Minha rotina tem sido trabalhar sempre, estudar, aprender, ensinar (o pouco que sei) e buscar sentido para minha vida, fazendo o que é bom e aquilo que tem alcance e sentido, podendo beneficiar muitos. Peço sempre a Deus que me dê saúde, pois o restante ele já me dá demais. Deus tem sido muito generoso comigo, um filho de caboclo do sertão de Crateús, Ceará, casado e pai de três filhos, sendo uma médica de 23 anos, um estudante do quarto ano de medicina com 21 anos e uma linda adolescente de 16 anos, que diz que também fará Medicina.

O que gosta de fazer nos seus momentos de lazer?

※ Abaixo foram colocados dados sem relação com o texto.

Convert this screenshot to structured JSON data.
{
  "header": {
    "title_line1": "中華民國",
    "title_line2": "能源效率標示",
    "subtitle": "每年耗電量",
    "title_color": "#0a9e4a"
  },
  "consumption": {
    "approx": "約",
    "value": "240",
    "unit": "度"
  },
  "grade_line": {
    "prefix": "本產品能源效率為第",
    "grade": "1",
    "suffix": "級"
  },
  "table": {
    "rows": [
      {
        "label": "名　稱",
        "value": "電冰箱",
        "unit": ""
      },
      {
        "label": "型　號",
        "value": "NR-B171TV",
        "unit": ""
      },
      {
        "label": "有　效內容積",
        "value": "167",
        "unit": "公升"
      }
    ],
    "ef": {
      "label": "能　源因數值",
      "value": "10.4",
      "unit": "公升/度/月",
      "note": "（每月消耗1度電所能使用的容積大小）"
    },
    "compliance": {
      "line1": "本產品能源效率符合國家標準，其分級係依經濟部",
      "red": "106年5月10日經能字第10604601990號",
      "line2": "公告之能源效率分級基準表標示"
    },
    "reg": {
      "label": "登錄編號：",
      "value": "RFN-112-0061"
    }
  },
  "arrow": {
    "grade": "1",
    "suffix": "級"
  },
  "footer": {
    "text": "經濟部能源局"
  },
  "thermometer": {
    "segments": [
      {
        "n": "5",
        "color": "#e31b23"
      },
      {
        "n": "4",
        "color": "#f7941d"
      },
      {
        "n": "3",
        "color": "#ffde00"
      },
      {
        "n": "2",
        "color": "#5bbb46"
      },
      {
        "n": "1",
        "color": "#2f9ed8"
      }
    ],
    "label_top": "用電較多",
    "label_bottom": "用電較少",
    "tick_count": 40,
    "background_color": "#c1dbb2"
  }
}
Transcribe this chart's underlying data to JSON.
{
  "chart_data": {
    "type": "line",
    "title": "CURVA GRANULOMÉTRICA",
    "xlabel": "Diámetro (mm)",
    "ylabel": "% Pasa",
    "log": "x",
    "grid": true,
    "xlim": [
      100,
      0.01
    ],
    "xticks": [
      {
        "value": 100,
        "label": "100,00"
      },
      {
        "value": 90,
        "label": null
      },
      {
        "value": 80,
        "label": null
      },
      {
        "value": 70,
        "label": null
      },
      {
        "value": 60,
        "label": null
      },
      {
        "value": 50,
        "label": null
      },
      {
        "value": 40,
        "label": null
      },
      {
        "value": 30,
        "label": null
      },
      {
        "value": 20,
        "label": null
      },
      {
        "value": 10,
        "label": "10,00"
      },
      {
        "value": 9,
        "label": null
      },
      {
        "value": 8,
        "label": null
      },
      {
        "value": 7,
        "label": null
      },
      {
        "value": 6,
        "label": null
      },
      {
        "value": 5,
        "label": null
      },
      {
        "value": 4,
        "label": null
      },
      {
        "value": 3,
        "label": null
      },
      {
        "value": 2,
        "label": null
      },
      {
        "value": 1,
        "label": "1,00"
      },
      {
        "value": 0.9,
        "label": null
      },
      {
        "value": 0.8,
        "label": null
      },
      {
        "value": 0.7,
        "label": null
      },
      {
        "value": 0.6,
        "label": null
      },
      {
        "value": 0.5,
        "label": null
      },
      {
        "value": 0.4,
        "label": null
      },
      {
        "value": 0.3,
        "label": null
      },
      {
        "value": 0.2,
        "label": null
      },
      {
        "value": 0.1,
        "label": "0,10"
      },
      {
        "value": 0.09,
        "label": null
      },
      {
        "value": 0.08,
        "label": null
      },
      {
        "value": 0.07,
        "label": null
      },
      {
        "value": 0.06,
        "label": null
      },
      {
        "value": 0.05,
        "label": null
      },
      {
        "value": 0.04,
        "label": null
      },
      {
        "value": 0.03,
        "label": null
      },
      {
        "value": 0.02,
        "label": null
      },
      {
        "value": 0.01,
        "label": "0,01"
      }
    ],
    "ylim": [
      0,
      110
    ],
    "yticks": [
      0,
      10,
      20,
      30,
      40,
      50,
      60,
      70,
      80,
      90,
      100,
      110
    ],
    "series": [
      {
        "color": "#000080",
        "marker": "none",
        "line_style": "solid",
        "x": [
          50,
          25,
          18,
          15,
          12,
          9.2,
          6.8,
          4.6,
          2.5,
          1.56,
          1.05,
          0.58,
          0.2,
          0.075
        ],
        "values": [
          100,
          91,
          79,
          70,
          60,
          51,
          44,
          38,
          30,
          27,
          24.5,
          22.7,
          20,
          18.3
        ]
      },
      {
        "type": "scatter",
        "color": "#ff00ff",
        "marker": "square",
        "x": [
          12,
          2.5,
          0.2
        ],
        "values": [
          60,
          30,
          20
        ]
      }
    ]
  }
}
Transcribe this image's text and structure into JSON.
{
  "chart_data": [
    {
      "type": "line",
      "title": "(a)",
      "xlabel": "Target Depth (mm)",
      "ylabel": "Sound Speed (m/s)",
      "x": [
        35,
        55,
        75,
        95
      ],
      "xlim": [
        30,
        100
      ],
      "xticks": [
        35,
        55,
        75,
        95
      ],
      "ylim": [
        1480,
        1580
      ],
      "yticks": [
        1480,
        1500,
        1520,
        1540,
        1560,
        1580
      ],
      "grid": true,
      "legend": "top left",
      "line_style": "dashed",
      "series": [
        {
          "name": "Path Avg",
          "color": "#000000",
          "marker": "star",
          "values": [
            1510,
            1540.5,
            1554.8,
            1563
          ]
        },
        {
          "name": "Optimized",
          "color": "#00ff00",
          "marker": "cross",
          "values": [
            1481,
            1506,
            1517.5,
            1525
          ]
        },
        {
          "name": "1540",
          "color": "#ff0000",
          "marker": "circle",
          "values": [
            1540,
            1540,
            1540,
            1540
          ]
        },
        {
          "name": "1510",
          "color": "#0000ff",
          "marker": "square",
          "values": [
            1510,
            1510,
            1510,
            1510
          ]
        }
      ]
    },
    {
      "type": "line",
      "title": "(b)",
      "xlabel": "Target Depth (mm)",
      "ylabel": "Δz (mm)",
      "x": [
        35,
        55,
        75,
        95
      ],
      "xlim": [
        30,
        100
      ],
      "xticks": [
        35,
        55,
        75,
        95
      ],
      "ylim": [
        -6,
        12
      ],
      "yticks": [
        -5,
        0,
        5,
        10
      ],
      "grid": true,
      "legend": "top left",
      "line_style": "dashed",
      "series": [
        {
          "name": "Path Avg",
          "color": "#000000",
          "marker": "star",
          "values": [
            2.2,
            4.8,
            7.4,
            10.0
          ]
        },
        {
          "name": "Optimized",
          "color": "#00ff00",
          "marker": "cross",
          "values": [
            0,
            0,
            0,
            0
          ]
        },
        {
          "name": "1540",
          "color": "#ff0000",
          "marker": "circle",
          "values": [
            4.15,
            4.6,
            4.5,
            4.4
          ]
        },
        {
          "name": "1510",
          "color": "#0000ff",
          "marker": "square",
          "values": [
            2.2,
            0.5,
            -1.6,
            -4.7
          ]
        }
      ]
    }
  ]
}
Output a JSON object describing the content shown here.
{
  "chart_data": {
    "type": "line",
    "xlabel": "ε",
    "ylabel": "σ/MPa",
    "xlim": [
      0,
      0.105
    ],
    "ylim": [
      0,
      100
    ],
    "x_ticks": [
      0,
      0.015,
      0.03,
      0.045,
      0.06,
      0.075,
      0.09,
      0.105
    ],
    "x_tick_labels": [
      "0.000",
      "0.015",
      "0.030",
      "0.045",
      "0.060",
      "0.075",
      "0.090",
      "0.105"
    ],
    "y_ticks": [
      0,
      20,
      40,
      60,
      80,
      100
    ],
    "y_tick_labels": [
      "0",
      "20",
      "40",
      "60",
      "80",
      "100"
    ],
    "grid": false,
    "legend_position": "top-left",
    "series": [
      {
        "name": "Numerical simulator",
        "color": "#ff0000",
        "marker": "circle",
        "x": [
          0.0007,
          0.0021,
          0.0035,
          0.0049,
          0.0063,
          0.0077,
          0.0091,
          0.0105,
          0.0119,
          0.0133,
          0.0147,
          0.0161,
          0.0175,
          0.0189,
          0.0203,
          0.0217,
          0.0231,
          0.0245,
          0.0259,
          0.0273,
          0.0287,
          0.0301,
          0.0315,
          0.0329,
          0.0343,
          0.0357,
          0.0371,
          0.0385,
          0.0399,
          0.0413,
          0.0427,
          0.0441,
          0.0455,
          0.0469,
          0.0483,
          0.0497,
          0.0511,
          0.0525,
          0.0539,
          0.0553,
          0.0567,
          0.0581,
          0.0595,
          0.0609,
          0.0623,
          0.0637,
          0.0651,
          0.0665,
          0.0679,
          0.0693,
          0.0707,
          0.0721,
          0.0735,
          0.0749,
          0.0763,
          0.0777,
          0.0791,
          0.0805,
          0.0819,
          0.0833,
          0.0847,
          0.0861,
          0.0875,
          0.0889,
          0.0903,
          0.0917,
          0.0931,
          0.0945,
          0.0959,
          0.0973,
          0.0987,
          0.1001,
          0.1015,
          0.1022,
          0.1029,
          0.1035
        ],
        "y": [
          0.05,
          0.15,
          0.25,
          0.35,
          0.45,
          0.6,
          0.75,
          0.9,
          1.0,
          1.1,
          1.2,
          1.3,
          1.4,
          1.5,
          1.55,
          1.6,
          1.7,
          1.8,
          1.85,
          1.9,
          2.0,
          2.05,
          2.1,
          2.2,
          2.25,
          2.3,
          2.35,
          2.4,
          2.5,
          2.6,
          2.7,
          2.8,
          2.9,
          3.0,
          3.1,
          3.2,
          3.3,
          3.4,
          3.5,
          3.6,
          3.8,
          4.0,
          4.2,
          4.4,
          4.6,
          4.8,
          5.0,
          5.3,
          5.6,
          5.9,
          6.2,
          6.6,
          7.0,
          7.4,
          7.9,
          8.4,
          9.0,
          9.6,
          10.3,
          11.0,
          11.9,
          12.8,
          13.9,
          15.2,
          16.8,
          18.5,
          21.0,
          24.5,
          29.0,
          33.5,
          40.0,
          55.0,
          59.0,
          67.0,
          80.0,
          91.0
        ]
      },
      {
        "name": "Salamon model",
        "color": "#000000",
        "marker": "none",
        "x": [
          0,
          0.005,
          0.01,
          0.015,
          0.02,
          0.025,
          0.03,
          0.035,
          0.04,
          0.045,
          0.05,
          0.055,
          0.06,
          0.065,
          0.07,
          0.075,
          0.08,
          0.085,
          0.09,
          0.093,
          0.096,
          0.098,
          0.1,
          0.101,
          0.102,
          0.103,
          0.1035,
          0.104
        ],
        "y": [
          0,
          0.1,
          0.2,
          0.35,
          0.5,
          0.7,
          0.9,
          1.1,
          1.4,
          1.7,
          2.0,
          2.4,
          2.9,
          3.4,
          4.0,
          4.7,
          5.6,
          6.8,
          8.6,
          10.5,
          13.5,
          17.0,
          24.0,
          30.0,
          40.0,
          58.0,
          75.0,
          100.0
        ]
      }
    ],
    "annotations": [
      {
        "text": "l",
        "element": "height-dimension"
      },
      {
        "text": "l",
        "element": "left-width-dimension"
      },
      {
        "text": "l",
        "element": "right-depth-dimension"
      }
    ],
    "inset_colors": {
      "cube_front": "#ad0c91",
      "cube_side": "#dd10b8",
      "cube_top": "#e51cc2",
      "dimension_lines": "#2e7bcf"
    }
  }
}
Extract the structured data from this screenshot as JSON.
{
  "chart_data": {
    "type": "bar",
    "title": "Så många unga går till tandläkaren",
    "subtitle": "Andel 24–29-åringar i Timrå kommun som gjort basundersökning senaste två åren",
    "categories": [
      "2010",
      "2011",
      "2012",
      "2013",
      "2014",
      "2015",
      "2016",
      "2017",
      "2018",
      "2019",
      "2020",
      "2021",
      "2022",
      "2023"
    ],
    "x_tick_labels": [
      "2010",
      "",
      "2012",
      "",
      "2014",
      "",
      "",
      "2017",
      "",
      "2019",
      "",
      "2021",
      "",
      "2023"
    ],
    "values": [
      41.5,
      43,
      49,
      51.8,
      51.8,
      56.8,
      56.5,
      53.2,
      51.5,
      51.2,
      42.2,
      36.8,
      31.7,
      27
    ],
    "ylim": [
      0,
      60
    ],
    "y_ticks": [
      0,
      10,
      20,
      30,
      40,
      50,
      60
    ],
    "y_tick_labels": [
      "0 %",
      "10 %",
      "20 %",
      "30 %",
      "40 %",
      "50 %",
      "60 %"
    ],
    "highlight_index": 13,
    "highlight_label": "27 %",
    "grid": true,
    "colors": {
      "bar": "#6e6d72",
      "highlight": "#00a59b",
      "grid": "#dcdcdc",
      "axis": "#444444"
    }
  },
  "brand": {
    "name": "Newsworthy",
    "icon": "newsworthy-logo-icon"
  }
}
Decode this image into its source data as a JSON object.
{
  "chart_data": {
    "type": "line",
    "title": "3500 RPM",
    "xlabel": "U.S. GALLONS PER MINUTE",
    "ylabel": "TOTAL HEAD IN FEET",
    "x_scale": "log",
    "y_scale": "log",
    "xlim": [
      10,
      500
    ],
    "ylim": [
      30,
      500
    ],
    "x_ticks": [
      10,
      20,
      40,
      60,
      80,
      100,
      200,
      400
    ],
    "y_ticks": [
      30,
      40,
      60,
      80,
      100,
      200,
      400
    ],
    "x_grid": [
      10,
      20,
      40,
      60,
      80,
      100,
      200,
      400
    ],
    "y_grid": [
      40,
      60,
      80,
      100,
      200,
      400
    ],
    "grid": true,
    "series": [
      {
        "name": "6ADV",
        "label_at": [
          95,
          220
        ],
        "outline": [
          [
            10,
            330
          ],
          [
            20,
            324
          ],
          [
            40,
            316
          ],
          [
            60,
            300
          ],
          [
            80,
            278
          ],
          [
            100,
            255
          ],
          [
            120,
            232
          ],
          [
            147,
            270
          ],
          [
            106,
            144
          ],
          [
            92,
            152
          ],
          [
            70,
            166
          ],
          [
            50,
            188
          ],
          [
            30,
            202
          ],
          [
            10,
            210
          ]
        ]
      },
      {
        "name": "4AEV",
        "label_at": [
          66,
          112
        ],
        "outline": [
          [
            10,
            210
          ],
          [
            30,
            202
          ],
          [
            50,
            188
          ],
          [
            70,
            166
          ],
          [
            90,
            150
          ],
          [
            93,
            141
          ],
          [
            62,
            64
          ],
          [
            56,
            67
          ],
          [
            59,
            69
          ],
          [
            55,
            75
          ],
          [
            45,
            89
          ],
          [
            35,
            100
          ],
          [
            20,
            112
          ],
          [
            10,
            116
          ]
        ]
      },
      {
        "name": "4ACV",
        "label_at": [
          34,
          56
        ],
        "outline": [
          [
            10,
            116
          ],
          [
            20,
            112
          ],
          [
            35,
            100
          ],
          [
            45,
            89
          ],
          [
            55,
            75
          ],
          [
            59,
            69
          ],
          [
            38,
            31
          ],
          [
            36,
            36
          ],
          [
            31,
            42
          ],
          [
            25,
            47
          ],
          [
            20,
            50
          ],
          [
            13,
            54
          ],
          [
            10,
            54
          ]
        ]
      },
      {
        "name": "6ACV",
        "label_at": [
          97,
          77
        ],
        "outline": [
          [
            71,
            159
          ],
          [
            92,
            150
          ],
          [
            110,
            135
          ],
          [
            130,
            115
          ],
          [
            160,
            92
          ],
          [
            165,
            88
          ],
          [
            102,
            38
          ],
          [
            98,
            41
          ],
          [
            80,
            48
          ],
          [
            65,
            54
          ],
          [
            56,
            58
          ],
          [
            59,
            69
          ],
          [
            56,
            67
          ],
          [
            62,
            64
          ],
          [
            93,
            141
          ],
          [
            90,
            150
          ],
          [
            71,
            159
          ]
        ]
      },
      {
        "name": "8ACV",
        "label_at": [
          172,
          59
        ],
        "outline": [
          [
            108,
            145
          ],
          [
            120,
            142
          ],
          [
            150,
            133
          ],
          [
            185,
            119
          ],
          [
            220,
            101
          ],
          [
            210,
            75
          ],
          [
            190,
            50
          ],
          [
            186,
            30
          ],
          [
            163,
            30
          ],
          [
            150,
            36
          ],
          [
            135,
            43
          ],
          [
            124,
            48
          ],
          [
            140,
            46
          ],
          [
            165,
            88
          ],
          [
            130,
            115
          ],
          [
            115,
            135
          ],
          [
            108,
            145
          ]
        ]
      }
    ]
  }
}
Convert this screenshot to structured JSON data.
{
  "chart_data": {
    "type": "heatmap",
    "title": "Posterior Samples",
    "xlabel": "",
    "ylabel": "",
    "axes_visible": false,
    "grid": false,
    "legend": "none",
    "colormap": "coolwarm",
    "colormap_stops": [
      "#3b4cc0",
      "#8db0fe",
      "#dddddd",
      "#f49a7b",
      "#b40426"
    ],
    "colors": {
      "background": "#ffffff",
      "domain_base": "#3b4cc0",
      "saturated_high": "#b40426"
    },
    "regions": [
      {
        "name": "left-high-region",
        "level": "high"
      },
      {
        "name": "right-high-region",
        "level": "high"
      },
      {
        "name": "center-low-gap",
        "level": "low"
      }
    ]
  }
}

Meu lazer tem sido procurar ficar cada vez mais perto da minha família, aproveitar nosso belo litoral cearense, olhando o mar de águas mornas na varanda de um apartamento, lendo Medicina e outros temas, buscando inspiração para a vida e, quem sabe, um dia escrever memórias. Tenho aprendido muito na vida, nas minhas andanças, nas inúmeras viagens, na conversa com os amigos, nas cirurgias, nas visitas aos pacientes e nas trocas de experiência com internos, residentes e colegas.

Como sua vida profissional se relaciona com a pessoal?

Tanto minha vida pessoal quanto a profissional estão bem unidas, pois tenho suporte e compreensão da minha família, embora reconheça que a sacrifico com minhas ausências. Talvez conforte-os saber que corro em busca de um futuro melhor para gerações vindouras.

Quais seus planos para o futuro?

Planejo trabalhar mais, aprender mais e buscar ajudar quem tanto precisa, especialmente pessoas mais pobres e carentes. Continuo médico na assistência, no ensino, na gestão e um curioso em relação a enxergar a pesquisa clínica. Que eu consiga ler mais e mais, e no futuro escrever um livro sobre o que vivi no mundo médico associativo.

Cite uma passagem marcante de sua trajetória profissional.

Tenho inúmeras passagens marcantes na vida profissional, notadamente no reconhecimento pelos meus milhares de pacientes, muitos médicos e amigos. O futuro nos dirá mais, pois “a verdade é filha do tempo, não da autoridade”.

Que mensagem gostaria de deixar aos jovens médicos de hoje?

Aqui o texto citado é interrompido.